Durante muito tempo, os povos antigos não viam a Terra como um corpo celeste – ela era o centro do universo conhecido, o chão sob os pés, o lugar da vida. Daí o nome do nosso planeta: diferente de outros do Sistema Solar, que batizamos posteriormente em homenagem a deuses da mitologia romana (como Marte, Vênus, Júpiter), o nome do nosso significa literalmente “solo”, “chão” ou “terra firme”. A escolha do nome antecedeu a compreensão da astronomia que temos hoje, portanto não surgiu como a denominação de um corpo celeste no Espaço, mas como forma de se referir ao mundo conhecido e habitado pelos humanos.
Na língua portuguesa, assim como nessa concepção originária, não há distinção no termo que se refere ao solo em que pisamos ou ao planeta em que vivemos – ambos são “Terra”. O Dia da Terra, celebrado em 22 de abril, foi criado em 1970 a partir da necessidade de convocar consciência e responsabilidade diante das urgências ambientais que ameaçam esse corpo vivo. A data nos lembra da preciosidade desse acaso cósmico que chamamos de lar e da nossa responsabilidade diante dele.
Para a reflexão desta data, apresentamos os trabalhos de Fábio Baroli, artista representado pela Zipper Galeria, que pesquisa o Brasil interiorano e volta seus olhos para a terra – seja no seu sentido de matéria ou de ambiente habitável – e reconhece nela uma extensão do próprio corpo e existência. Em meio a urgente crise climática e esgotamento dos recursos naturais, as obras de Baroli nos lembram que a relação entre o humano e o planeta não precisa ser predatória: pode ser feita de forma harmoniosa, com respeito, escuta e cuidado.
Conteúdo do artigo:
Fábio Baroli, Pá, 2023
Na pintura a óleo, intitulada “Pá”, Baroli dá protagonismo àquilo que costuma permanecer à margem da cena: a ferramenta que intermedia o trabalho humano braçal com o solo. Em uma composição verticalizada e seguindo as proporções reais do objeto, a figuração naturalista da pá se ergue diante do espectador com imponência, se aproximando de um caráter totêmico.

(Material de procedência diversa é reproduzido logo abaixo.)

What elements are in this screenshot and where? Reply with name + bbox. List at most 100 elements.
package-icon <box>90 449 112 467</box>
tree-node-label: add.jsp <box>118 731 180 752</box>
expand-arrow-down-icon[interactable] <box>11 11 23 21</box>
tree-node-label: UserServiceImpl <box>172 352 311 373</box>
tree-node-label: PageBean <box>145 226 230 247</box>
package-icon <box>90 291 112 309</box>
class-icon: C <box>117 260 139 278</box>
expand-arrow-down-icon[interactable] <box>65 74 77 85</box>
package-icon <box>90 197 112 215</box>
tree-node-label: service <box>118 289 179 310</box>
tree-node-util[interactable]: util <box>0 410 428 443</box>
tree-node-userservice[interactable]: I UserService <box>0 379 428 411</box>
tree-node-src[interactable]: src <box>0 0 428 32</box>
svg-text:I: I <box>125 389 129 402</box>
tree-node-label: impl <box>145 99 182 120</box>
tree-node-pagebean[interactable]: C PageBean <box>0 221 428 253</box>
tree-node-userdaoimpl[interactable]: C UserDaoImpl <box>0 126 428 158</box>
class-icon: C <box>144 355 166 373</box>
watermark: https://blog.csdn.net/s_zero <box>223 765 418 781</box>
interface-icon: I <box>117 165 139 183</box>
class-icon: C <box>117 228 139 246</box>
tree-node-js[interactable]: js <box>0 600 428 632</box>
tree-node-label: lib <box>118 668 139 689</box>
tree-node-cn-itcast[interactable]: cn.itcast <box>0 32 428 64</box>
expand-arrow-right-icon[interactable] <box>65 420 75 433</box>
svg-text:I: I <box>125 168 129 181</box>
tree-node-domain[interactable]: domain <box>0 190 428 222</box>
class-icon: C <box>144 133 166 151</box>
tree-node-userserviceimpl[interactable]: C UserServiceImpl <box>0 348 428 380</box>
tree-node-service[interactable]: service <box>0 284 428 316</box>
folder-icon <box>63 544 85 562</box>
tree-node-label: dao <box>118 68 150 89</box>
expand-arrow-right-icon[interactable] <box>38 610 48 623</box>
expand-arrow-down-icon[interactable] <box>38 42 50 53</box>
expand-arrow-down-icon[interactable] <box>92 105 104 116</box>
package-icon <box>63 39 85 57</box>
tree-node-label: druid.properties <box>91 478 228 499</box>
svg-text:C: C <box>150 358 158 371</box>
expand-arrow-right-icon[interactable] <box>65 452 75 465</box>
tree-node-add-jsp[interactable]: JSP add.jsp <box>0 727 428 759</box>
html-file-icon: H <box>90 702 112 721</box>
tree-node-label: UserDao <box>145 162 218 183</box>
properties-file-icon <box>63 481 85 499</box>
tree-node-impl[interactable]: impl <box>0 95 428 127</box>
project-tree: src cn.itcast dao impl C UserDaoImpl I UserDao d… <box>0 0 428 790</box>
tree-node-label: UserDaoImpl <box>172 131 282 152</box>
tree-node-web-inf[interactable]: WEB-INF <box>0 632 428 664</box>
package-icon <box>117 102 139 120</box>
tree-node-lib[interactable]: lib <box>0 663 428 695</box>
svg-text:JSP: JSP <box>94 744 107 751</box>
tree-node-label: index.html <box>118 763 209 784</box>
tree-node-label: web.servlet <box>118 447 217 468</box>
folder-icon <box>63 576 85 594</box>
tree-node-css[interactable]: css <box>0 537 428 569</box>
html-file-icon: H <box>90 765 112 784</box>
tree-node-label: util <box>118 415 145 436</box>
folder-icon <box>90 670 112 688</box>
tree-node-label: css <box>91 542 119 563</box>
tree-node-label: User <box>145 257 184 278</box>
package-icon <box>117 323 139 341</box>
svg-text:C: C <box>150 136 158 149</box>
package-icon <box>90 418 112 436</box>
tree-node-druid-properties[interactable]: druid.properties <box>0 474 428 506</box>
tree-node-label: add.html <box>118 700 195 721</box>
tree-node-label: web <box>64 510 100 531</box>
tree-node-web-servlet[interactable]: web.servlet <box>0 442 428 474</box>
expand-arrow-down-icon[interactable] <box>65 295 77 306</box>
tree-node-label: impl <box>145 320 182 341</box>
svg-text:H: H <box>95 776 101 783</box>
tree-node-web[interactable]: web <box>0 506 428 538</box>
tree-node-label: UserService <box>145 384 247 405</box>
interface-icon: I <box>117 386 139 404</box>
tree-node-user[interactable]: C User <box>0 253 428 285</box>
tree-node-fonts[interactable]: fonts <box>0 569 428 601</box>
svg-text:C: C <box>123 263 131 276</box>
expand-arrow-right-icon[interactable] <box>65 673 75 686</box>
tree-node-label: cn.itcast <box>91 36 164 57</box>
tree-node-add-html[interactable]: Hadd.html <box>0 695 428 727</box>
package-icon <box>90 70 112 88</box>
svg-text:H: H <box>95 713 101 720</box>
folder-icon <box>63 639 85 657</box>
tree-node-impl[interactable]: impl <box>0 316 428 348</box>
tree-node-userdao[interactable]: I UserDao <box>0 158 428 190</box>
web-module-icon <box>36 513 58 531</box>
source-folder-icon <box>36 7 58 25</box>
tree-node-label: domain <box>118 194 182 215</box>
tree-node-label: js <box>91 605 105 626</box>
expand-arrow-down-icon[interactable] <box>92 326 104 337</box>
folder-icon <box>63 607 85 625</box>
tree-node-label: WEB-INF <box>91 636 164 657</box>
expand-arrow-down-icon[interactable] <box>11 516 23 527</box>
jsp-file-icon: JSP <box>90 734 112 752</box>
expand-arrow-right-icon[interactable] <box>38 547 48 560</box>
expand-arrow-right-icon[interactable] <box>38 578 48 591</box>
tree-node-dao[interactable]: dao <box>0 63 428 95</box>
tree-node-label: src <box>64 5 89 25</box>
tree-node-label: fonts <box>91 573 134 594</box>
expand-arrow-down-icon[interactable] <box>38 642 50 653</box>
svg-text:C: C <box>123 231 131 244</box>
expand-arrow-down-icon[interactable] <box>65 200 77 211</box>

Deslocado de sua função operária e agrícola, a pá é instrumento que nos lembra o gesto de escavar, mas também de semear. É uma ferramenta ambígua: está presente desde a promessa de um broto de vida até a despedida – pode abrir a terra para o cultivo, mas também ser utilizada para enterrar e selar o fim de um ciclo.
Na simplicidade do objeto, o artista nos aproxima dos ensinamentos que a relação com a terra nos passa sobre vida e morte.
Fábio Baroli, Chaga, 2023
Inspirada em um mito popular de Uberaba, Terra do Zebu, em Minas Gerais, a instalação “Chaga” parte de uma crença local para pautar uma urgência de âmbito global. Conta-se que, quando nada prospera, há um crânio bovino enterrado sob o chão. Fábio Baroli faz dessa crença uma alusão ao colapso ambiental que nos atravessa: a terra ferida, infértil, como um organismo exausto.
O boi, elemento recorrente na iconografia do artista e símbolo ambíguo da colonização rural, é figura da força bruta que desbrava a terra, mas também da submissão – animal que carrega, é marcado, abatido e explorado pelas indústrias humanas. A combinação entre o metal e a terra contrasta permanência e decomposição, representadas pela presença fóssil e do solo – matéria que historicamente simboliza a fertilidade. As largas dimensões da instalação no espaço convida o corpo do espectador a se mover ao redor do objeto como quem circula um túmulo.
Fábio Baroli, Declínio #12, 2025
A série “Declínio” é resultado de uma extensa pesquisa que o artista faz há mais de doze meses percorrendo regiões do Cerrado mineiro devastadas por queimadas e estiagens. Nela, Baroli nos apresenta paisagens de pôr-do-sol, que, à primeira vista, soam como serenas e contemplativas. Mas o título – “Declínio” – contrapõe outra camada: faz referência ao natural movimento do sol que desce no horizonte, mas também carrega o sentido de “decadência”.
Os tons solares exageradamente avermelhados são um sintoma de uma atmosfera poluída. A cor negra da pintura toma corpo com uma amostra de terra misturada ao carvão, retirada dos próprios locais retratados e inserida na parte inferior da composição. Com o solo incorporado à moldura, o artista funde o pictórico e a matéria, e evidencia a degradação do ambiente que inspira a obra. Ao emoldurá-los, como quem protege algo sagrado, ele chama atenção para aqueles punhados de chão que tantas vezes passam despercebidos sob os pés.
A sobreposição de significados fricciona a beleza da imagem. Já não vemos mais ali o espetáculo da natureza, mas o presságio de um fim. Baroli faz da luz que lentamente se apaga uma analogia para o desgaste de um território e de um tempo.